Son humilité et son amour du travail allaient au point de lui faire écrire lui-même de sa propre main les livres qu'il composait, à moins qu'il n'eût été malade gravement. Sa piété et sa douceur étaient si grandes que quand on lui annonçait la mort d'un saint prêtre ou d'un évêque, il versait des larmes tellement amères qu'il était presque inconsolable. Or, comme on lui demandait pourquoi il pleurait ainsi les saints personnages qui allaient au ciel, il disait :
" Ne croyez pas que je pleure de les voir partir, mais de les voir me prévenir : en outre, il est difficile de trouver quelqu'un digne de remplir de pareilles fonctions."
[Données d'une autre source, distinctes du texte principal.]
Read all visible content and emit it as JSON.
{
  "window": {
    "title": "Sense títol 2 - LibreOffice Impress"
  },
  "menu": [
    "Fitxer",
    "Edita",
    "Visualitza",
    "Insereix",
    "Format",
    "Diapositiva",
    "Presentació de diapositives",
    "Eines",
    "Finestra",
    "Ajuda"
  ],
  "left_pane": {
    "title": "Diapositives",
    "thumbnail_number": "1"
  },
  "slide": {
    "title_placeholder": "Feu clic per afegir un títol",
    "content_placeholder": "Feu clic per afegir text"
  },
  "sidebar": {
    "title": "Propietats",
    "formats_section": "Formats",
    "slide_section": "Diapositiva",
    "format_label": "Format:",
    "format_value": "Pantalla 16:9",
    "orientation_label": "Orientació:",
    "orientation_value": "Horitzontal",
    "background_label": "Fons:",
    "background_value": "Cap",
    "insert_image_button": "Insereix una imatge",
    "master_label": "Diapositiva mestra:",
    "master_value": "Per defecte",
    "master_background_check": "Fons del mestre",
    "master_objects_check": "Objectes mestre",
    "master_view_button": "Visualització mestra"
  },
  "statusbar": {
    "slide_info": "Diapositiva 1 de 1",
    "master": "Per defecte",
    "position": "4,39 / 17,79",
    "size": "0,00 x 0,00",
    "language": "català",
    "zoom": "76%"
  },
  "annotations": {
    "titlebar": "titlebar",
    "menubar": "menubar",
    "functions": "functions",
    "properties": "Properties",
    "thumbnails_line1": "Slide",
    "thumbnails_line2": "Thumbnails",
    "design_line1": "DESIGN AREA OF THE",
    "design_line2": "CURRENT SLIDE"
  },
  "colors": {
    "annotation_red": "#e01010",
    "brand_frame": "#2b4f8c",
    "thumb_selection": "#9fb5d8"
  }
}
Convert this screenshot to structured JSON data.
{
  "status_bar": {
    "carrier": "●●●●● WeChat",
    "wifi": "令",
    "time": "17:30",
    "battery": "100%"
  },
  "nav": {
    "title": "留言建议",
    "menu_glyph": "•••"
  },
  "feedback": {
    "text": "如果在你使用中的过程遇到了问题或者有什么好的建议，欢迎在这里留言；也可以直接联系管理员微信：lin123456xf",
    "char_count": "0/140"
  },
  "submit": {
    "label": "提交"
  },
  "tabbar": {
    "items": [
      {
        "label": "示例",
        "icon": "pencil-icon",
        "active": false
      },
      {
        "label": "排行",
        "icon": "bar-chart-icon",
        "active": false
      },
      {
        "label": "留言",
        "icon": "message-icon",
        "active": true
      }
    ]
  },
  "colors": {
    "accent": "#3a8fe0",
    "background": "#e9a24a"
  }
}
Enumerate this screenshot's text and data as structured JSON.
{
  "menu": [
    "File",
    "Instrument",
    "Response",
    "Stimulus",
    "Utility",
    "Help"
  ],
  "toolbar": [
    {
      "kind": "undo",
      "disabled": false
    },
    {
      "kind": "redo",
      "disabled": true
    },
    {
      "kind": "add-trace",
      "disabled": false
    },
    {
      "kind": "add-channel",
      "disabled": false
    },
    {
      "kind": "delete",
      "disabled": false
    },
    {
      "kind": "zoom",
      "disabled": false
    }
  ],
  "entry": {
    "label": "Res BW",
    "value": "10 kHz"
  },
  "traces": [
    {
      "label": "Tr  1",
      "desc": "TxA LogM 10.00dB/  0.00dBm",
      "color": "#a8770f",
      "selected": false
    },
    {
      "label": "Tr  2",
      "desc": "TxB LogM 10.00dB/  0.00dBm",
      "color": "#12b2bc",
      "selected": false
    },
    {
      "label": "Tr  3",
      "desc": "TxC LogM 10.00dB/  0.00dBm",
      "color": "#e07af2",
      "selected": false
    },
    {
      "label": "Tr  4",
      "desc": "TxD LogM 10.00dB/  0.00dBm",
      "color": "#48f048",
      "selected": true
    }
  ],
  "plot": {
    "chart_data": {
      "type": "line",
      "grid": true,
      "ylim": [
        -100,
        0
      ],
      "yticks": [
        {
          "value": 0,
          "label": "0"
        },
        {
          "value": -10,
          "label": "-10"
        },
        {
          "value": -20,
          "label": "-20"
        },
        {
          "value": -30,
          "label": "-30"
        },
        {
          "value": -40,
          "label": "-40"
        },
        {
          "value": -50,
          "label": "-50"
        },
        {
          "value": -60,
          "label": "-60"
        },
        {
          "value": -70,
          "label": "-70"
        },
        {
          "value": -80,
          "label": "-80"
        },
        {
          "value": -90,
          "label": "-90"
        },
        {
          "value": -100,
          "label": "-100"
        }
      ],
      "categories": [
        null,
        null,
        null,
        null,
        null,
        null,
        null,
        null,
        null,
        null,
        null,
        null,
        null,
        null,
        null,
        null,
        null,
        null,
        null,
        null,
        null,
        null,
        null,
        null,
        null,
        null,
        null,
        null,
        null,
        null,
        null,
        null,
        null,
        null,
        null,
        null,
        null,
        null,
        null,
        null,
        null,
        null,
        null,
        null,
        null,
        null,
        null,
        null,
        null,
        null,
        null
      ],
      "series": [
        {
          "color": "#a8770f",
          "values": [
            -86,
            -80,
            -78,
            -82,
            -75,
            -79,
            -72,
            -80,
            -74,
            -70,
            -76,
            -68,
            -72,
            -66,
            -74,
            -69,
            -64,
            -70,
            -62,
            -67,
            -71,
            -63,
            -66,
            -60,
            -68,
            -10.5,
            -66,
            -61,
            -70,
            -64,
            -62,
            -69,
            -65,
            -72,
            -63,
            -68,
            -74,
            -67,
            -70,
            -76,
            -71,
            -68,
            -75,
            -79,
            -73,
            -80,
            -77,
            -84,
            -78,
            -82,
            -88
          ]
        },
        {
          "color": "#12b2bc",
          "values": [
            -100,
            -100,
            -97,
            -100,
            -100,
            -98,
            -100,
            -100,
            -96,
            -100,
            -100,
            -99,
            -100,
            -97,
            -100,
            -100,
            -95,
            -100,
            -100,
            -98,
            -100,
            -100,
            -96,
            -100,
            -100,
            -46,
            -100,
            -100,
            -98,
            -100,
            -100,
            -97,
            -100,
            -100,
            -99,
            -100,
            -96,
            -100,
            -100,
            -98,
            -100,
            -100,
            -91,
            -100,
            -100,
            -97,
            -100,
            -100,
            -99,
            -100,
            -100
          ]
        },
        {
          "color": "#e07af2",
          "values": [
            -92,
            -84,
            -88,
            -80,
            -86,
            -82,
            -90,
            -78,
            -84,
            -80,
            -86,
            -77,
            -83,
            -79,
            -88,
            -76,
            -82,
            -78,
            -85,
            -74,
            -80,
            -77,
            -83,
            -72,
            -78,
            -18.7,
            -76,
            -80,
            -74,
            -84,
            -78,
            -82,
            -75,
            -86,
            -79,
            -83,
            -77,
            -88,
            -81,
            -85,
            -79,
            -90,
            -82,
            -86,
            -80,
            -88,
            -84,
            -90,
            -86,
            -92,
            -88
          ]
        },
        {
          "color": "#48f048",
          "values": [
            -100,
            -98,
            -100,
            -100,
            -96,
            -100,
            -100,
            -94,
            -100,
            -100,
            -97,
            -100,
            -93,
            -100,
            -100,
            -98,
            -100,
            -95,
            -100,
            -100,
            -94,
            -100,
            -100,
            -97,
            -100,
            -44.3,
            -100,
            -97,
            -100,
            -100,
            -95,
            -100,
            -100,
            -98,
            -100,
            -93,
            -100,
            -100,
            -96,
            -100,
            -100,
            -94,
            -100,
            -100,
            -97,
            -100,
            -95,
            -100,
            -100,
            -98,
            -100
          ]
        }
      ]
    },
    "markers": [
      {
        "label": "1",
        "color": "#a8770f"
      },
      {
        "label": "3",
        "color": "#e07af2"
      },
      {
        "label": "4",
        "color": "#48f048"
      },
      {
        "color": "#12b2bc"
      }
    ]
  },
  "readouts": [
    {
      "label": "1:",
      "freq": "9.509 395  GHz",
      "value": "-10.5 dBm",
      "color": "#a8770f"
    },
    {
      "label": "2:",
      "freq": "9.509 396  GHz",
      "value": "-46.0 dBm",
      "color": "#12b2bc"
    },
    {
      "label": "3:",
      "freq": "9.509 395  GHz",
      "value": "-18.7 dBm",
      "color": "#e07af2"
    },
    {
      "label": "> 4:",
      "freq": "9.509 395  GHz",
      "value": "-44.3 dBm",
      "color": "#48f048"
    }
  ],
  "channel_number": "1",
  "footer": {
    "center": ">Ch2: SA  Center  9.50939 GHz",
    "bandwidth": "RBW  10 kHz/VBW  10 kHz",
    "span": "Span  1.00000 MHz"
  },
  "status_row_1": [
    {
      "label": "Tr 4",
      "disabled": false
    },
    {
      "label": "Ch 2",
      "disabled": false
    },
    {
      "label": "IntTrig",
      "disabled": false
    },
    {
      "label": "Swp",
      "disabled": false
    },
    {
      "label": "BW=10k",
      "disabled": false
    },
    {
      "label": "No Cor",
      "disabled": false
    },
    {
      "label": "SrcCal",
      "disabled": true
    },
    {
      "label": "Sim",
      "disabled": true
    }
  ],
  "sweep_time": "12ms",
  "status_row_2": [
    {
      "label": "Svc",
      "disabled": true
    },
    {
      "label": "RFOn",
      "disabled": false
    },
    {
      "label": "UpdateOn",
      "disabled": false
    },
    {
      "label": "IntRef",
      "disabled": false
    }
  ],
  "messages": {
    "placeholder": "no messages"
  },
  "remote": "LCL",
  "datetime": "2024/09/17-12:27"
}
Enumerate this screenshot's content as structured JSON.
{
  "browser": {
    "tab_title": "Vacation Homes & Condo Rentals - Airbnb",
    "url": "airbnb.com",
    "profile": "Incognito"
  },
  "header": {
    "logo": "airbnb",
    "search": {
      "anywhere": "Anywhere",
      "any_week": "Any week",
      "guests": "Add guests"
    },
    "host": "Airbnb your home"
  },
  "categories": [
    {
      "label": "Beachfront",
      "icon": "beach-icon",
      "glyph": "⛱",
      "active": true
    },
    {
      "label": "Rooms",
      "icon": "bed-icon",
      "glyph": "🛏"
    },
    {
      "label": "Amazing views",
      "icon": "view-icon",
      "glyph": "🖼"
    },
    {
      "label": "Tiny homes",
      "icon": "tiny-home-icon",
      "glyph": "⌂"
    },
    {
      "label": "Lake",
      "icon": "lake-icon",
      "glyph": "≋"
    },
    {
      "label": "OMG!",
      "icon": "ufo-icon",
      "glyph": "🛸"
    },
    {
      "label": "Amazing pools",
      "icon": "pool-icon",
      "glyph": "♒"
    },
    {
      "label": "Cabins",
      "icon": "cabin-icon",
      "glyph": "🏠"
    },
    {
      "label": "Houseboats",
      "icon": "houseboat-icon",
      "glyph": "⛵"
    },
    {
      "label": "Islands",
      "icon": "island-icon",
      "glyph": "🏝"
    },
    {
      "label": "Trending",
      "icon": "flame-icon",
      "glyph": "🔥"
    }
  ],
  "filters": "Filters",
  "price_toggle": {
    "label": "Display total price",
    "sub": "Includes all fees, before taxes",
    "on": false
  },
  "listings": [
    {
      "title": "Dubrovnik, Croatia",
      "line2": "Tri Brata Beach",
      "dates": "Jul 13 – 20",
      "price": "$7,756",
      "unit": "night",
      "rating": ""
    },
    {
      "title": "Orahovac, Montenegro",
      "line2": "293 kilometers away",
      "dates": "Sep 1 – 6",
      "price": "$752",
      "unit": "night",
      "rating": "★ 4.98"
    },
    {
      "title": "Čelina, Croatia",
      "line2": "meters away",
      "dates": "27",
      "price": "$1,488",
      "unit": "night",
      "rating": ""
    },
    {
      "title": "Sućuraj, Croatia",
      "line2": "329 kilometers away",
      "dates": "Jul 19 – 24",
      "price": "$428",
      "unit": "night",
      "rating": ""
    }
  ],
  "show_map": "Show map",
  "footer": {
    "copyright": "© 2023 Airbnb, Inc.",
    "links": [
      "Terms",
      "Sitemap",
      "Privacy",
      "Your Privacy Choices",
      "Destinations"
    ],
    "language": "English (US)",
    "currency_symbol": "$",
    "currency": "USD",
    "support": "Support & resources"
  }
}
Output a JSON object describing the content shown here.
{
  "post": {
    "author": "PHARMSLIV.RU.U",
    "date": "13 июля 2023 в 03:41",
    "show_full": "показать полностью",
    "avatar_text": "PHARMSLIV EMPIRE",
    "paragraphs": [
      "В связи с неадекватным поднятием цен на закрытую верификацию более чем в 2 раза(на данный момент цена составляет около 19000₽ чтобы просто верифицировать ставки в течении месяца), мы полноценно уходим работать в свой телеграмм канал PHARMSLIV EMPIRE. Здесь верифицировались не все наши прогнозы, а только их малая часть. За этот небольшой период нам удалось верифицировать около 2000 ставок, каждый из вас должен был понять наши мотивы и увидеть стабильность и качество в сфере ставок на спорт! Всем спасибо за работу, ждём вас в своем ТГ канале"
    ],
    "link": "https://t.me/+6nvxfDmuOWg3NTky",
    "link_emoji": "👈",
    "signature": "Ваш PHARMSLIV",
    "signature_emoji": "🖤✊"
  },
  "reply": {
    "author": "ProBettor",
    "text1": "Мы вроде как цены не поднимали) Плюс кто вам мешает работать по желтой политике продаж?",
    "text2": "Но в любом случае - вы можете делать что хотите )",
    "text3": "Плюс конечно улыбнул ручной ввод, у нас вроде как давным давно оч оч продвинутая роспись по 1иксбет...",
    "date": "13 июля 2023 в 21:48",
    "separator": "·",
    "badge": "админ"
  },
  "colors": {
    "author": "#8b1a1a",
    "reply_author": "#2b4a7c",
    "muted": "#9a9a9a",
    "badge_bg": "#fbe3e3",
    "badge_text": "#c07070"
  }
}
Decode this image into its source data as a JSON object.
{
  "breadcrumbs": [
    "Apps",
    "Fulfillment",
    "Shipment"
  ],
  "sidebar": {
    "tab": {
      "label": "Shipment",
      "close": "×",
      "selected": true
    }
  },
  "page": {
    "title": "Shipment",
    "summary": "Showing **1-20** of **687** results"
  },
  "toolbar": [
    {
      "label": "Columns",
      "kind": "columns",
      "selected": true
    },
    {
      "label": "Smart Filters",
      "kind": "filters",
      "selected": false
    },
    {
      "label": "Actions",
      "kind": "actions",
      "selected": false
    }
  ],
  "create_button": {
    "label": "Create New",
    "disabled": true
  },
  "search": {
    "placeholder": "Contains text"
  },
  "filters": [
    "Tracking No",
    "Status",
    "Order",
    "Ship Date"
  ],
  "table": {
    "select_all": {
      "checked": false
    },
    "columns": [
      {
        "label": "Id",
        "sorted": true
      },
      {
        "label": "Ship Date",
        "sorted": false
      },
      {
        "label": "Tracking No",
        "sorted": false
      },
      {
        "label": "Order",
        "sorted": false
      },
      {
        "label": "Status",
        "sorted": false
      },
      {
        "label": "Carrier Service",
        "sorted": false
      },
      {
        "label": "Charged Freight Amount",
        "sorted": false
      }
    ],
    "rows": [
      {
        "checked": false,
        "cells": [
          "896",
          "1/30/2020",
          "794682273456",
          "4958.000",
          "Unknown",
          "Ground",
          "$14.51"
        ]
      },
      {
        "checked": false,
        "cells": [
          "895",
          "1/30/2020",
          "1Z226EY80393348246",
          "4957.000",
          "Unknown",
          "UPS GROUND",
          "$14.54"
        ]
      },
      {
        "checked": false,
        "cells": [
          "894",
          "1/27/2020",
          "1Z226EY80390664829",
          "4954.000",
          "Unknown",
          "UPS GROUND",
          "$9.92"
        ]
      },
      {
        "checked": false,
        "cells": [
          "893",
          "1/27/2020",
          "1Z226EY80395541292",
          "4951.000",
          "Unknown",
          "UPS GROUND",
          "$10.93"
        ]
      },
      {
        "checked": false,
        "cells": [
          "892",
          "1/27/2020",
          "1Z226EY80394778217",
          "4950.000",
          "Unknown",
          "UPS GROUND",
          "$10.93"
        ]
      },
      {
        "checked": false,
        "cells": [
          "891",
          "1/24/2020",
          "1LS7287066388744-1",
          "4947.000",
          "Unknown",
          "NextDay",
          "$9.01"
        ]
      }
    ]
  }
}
Apparition de saint Ambroise à la bataille de Milan.
Sa constance et sa force d'âme étaient telles qu'il ne flattait ni l’empereur, ni les princes, dans leurs désordres, mais qu'il les reprenait hautement et sans relâche. Un homme avait commis un crime énorme et avait, été amené à saint Ambroise qui dit :
" Il faut le livrer à Satan pour mortifier sa chair, de peur qu'il n'ait l’audace de, commettre encore de pareils crimes."
Au même moment, comme il avait encore ces mots à la bouche l’esprit immonde le déchira.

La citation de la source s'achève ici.